Straws are just one drop in a very polluted ocean
Most everything we touch will, at some point, become trash. That to-go box will end up in a landfill. The vending machine will break down. Your laptop, cell phone, clothing, shoes, instruments, pots, pans, washing machine — all trash-to-be, waiting to enter a global system of buyers, sellers, diggers and dumpers we don’t much think about. We leave our trash and recycling bags on the sidewalk with peace of mind, indifferent to what happens after.
I’m not holier than thou (though I do ride a bike). I rarely think about these things. My recycling habits are inconsistent at best, my consumer practices wasteful. I’m guilty of using what became, this summer, the Environmental Enemy of the Year: straws.
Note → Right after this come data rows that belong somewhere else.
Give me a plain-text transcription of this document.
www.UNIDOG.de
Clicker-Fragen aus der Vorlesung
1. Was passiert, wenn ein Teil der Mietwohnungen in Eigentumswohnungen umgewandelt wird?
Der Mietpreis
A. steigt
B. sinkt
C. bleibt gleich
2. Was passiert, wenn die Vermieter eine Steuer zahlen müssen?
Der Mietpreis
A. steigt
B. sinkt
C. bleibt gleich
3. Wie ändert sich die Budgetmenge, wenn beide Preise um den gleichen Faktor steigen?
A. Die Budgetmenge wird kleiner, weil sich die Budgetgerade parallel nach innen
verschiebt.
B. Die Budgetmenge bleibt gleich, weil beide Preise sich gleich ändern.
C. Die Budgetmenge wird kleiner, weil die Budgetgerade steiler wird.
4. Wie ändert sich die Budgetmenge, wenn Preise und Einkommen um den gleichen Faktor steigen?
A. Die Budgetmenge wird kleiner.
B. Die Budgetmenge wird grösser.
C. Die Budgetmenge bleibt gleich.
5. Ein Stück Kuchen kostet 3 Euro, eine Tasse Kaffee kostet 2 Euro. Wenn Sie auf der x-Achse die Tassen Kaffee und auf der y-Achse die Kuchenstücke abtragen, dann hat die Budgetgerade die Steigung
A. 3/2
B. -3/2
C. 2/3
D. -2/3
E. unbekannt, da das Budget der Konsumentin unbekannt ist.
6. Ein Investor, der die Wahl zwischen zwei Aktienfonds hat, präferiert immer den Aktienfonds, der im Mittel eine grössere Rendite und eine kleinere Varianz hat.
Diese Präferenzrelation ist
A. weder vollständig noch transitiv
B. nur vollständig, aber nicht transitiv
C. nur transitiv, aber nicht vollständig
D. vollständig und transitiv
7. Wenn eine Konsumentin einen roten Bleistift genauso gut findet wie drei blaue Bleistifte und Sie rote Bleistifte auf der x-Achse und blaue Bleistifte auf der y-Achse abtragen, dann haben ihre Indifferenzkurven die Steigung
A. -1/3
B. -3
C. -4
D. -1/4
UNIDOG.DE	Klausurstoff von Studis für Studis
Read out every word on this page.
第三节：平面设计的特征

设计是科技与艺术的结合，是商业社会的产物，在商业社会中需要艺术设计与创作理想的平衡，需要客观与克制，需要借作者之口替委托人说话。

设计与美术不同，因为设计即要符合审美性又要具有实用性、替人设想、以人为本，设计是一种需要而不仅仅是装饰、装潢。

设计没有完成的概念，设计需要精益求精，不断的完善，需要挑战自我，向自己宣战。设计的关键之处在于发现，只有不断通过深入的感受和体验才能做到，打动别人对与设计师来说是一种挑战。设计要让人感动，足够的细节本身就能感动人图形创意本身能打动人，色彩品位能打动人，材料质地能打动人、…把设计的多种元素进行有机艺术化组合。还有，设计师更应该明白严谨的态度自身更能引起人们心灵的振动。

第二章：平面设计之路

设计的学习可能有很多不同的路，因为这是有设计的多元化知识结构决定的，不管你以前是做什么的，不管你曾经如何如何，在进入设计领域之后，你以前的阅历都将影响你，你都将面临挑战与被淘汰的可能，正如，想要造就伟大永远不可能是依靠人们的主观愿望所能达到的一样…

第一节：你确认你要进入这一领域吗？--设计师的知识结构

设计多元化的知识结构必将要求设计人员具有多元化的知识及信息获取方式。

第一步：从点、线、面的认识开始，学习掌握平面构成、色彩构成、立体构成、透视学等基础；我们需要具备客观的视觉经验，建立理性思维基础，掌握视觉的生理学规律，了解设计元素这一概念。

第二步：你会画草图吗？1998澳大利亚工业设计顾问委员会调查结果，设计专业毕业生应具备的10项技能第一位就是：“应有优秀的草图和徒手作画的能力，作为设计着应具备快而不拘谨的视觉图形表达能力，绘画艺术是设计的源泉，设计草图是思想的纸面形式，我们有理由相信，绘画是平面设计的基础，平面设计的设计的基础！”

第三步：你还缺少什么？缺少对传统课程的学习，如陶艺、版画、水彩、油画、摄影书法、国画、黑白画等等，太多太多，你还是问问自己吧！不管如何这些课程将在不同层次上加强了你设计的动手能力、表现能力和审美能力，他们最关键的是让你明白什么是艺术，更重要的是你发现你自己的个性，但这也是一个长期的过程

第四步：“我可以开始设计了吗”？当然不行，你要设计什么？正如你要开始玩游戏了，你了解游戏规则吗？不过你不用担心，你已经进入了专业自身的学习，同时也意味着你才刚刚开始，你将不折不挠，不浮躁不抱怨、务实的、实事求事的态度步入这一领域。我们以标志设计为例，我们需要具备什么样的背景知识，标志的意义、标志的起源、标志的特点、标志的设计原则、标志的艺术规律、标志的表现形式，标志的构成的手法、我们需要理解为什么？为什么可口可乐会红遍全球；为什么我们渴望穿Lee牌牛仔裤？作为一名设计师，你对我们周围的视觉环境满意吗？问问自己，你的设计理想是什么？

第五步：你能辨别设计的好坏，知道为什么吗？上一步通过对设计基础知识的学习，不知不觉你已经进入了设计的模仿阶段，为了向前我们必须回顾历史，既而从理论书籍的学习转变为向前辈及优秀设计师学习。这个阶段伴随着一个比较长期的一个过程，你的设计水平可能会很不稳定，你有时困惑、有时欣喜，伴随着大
As you’ve surely heard, straws litter our oceans. They’re getting lodged in turtles’ nostrils. They’re floating down Hinkson Creek, into the Missouri River, down to the Mississippi and depositing into the Gulf of Mexico.They’re also in our recycling bins and in our landfills. Straws’ ubiquity shocked us, so companies took charge: Starbucks said it would remove single-use straws by 2020. Disney, by 2019. The movement has localized: Barred Owl made the switch to metal straws this year, and La Siesta has stopped providing straws unless you ask.
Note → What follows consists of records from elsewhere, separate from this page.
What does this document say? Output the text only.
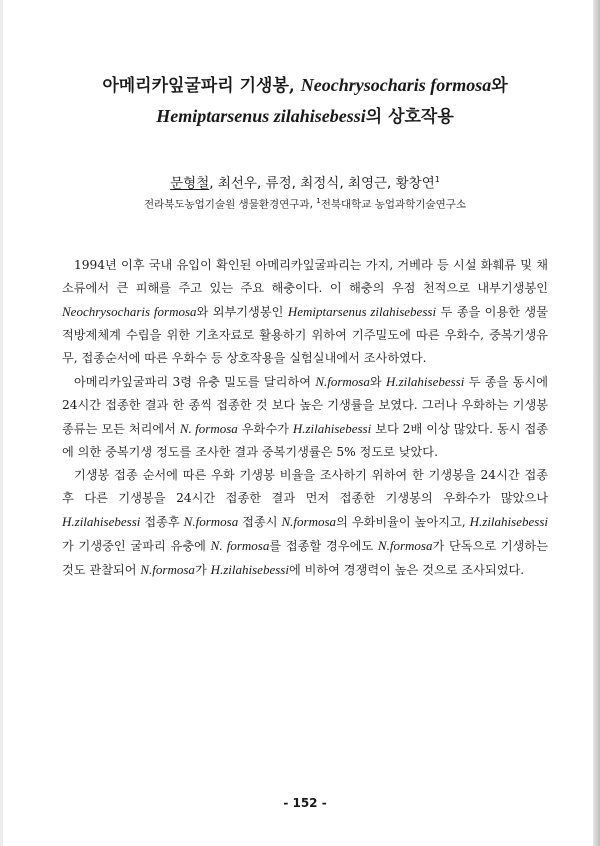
아메리카잎굴파리 기생봉, Neochrysocharis formosa와
Hemiptarsenus zilahisebessi의 상호작용
문형철, 최선우, 류정, 최정식, 최영근, 황창연$^1$
전라북도농업기술원 생물환경연구과, $^1$전북대학교 농업과학기술연구소

1994년 이후 국내 유입이 확인된 아메리카잎굴파리는 가지, 거베라 등 시설 화훼류 및 채소류에서 큰 피해를 주고 있는 주요 해충이다. 이 해충의 우점 천적으로 내부기생봉인 Neochrysocharis formosa와 외부기생봉인 Hemiptarsenus zilahisebessi 두 종을 이용한 생물적방제체계 수립을 위한 기초자료로 활용하기 위하여 기주밀도에 따른 우화수, 중복기생유무, 접종순서에 따른 우화수 등 상호작용을 실험실내에서 조사하였다.

아메리카잎굴파리 3령 유충 밀도를 달리하여 N.formosa와 H.zilahisebessi 두 종을 동시에 24시간 접종한 결과 한 종씩 접종한 것 보다 높은 기생률을 보였다. 그러나 우화하는 기생봉 종류는 모든 처리에서 N. formosa 우화수가 H.zilahisebessi 보다 2배 이상 많았다. 동시 접종에 의한 중복기생 정도를 조사한 결과 중복기생률은 5% 정도로 낮았다.

기생봉 접종 순서에 따른 우화 기생봉 비율을 조사하기 위하여 한 기생봉을 24시간 접종 후 다른 기생봉을 24시간 접종한 결과 먼저 접종한 기생봉의 우화수가 많았으나 H.zilahisebessi 접종후 N.formosa 접종시 N.formosa의 우화비율이 높아지고, H.zilahisebessi가 기생중인 굴파리 유충에 N. formosa를 접종할 경우에도 N.formosa가 단독으로 기생하는 것도 관찰되어 N.formosa가 H.zilahisebessi에 비하여 경쟁력이 높은 것으로 조사되었다.

- 152 -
After all, straws account for a small sliver of the persisting concerns around plastic. Five-hundred billion plastic cups are used worldwide each year, 1 trillion single-use plastic bags, 141 million metric tons of plastic packaging. All the while, the Great Pacific Garbage Patch — a gargantuan mass of plastic waste equal to the weight of 500 jumbo jets and covering a space two-and-a-half times the size of France — idles in the ocean.
“It’s not a bad thing for people to push for plastic straw bans,” writes Kaitlin Raimi, a social psychologist and professor of public policy at the University of Michigan, in an email. “Tackling plastic pollution will require institutional change as well.”